I must admit that this has been a difficult time for me. While the fortunes related to my own cases seem to be trending in generally positive directions, the opposite seems to be the case with the cases of James Prindle and Blade Reed, Stephen Sydebotham’s victims.
This is weighing heavily on me.
Last Friday Judge Bobby Carter denied a motion for a new trial for James, and Blade has recently been confined again to solitary, where his mother tells us he is shackled all the time in an uncomfortable position on the floor. Both boys are suffering as a direct result of Sydebotham’s callous and selfish frauds.
I now understand Sydebotham’s modus operandi and how he exploits his victims. He is in love with “lost causes” because of the sympathy—and donations—they can elicit.
He charms his victims’ parents into signing a notarized “temporary guardianship agreement” which is not confirmed by any court but is apparently sufficient to fool lazy prison and jail administrators into allowing him to act as a youth’s legal guardian. Thereafter Sydebotham’s every move is designed to isolate the youth from his family and others and thereby cultivate a dependency of the youth on him exclusively.
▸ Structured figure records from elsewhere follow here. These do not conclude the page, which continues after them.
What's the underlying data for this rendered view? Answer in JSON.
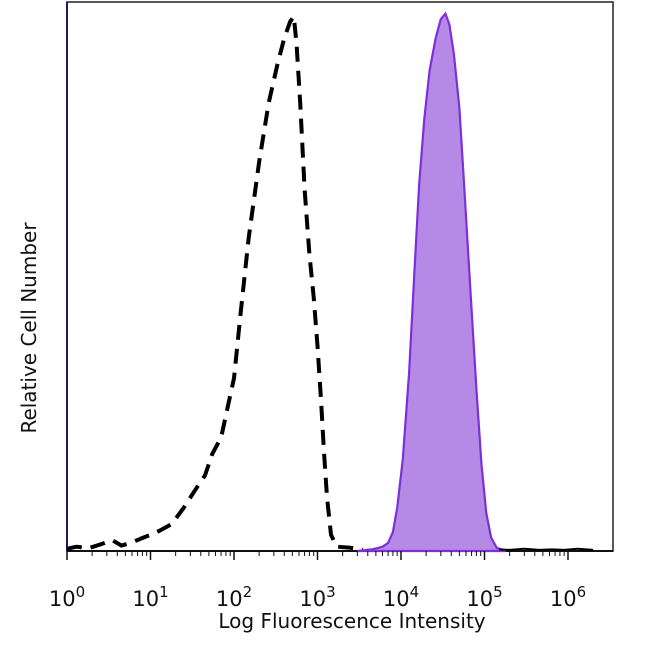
{
  "chart_data": {
    "type": "area",
    "title": "",
    "xlabel": "Log Fluorescence Intensity",
    "ylabel": "Relative Cell Number",
    "xscale": "log",
    "xlim": [
      1,
      2000000
    ],
    "ylim": [
      0,
      100
    ],
    "grid": false,
    "legend": "none",
    "x_ticks": [
      {
        "base": "10",
        "exp": "0",
        "value": 1
      },
      {
        "base": "10",
        "exp": "1",
        "value": 10
      },
      {
        "base": "10",
        "exp": "2",
        "value": 100
      },
      {
        "base": "10",
        "exp": "3",
        "value": 1000
      },
      {
        "base": "10",
        "exp": "4",
        "value": 10000
      },
      {
        "base": "10",
        "exp": "5",
        "value": 100000
      },
      {
        "base": "10",
        "exp": "6",
        "value": 1000000
      }
    ],
    "series": [
      {
        "style": "dashed",
        "color": "#000000",
        "fill": "none",
        "points": [
          [
            1.0,
            0.4
          ],
          [
            1.3,
            0.8
          ],
          [
            1.8,
            0.5
          ],
          [
            2.5,
            1.2
          ],
          [
            3.5,
            2.0
          ],
          [
            4.5,
            1.0
          ],
          [
            6.0,
            1.6
          ],
          [
            8.0,
            2.4
          ],
          [
            10,
            3.0
          ],
          [
            13,
            3.8
          ],
          [
            18,
            5.0
          ],
          [
            25,
            8.0
          ],
          [
            35,
            11.5
          ],
          [
            45,
            14.0
          ],
          [
            55,
            18.0
          ],
          [
            70,
            21.0
          ],
          [
            85,
            27.0
          ],
          [
            100,
            32.0
          ],
          [
            120,
            44.0
          ],
          [
            150,
            58.0
          ],
          [
            200,
            72.0
          ],
          [
            260,
            83.0
          ],
          [
            330,
            90.0
          ],
          [
            400,
            95.0
          ],
          [
            470,
            98.0
          ],
          [
            520,
            99.0
          ],
          [
            560,
            94.0
          ],
          [
            620,
            83.0
          ],
          [
            700,
            67.0
          ],
          [
            800,
            55.0
          ],
          [
            900,
            47.0
          ],
          [
            1000,
            38.0
          ],
          [
            1100,
            28.0
          ],
          [
            1200,
            18.0
          ],
          [
            1300,
            10.0
          ],
          [
            1450,
            3.0
          ],
          [
            1700,
            0.8
          ],
          [
            2500,
            0.6
          ],
          [
            3500,
            0.2
          ]
        ]
      },
      {
        "style": "filled",
        "color": "#7d2fd8",
        "fill": "#b48ae6",
        "points": [
          [
            3000,
            0.0
          ],
          [
            4500,
            0.3
          ],
          [
            6000,
            0.8
          ],
          [
            7000,
            1.5
          ],
          [
            8000,
            3.5
          ],
          [
            9000,
            8.0
          ],
          [
            10500,
            17.0
          ],
          [
            12500,
            33.0
          ],
          [
            14500,
            52.0
          ],
          [
            16500,
            68.0
          ],
          [
            19000,
            80.0
          ],
          [
            22000,
            89.0
          ],
          [
            26000,
            95.0
          ],
          [
            30000,
            98.5
          ],
          [
            34000,
            99.5
          ],
          [
            38000,
            97.5
          ],
          [
            43000,
            92.0
          ],
          [
            50000,
            82.0
          ],
          [
            58000,
            66.0
          ],
          [
            68000,
            48.0
          ],
          [
            80000,
            30.0
          ],
          [
            92000,
            16.0
          ],
          [
            105000,
            7.0
          ],
          [
            120000,
            2.5
          ],
          [
            140000,
            0.6
          ],
          [
            180000,
            0.0
          ]
        ]
      },
      {
        "style": "solid",
        "color": "#000000",
        "fill": "none",
        "points": [
          [
            150000,
            0.3
          ],
          [
            200000,
            0.2
          ],
          [
            300000,
            0.4
          ],
          [
            450000,
            0.2
          ],
          [
            650000,
            0.3
          ],
          [
            900000,
            0.2
          ],
          [
            1300000,
            0.4
          ],
          [
            2000000,
            0.2
          ]
        ]
      }
    ]
  }
}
When it comes to the selection of legal counsel, I see now that Sydebotham and I were on completely different pages. I always seek out lawyers with a reputation of being the best. Sydebotham, on the other hand, selects unsuitable lawyers whom he apparently feels justified in also victimizing. For James, Sydebotham selected a DWI lawyer who some people have told us is “the worst attorney in Tennessee.” For Blade, Sydebotham selected a newly-minted real estate lawyer with a track record of 1 loss, 0 wins. Why? To preserve his “lost cause” for continued exploitation.
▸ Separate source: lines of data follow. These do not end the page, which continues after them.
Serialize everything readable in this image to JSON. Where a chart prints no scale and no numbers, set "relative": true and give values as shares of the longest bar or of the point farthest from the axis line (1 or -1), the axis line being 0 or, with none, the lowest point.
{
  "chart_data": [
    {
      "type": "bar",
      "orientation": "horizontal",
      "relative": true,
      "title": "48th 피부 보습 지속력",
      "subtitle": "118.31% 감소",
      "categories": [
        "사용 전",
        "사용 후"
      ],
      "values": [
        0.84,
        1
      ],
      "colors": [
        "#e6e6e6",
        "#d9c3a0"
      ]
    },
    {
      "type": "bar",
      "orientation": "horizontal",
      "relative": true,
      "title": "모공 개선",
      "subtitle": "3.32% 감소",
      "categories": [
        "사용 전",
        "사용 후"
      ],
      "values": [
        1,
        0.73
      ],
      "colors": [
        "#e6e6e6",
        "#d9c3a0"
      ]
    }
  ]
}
Like any smart entrepreneur, Sydebotham develops multiple income channels. The Redemption Project was not his exclusive source of cash for the kid cases. He cultivated donors who sent money to him directly for various purposes. For example, if he were to collect $1,000 in donations for a lawyer, he might pay $250 to the lawyer (or as little as he could get away with), and then pocket the rest.
Posing as a “youth justice advocate” was not Sydebotham’s only scam. There is ample evidence on the Internet that he is highly involved in “cash gifting” schemes, a variation on pyramid Ponzi frauds presented to suckers as a “completely legal” get-rich-quick scheme that takes advantage of loopholes in the IRS code. Contrary to all claims, cash gifting networks are completely illegal in Wisconsin and most other jurisdictions. We have found evidence on the Internet and through at least one third-party interview that Sydebotham and the local sheriff are linked through one of these cash gifting schemes—and that Sauk County Sheriff Chip Meister is, in fact, allegedly “in Sydebotham’s receiving line.”
We continue to make progress in our efforts to uncover and understand Sydebotham’s crimes so that he will one day pay for them in full measure. We now understand why law enforcement in Sydebotham’s home county has been protecting him, but local law enforcement is no longer an insurmountable impediment. They (as well as Sydebotham) are now the objects of outside scrutiny.
I have no way of predicting how long Seidebotham and his cronies are going to be consuming our time and attention and bringing me down. Even when they are ancient history, though, there will be other predators and miscreants who will appear on the scene. I am resigning myself to the fact that such creeps will always be a factor in my life and work.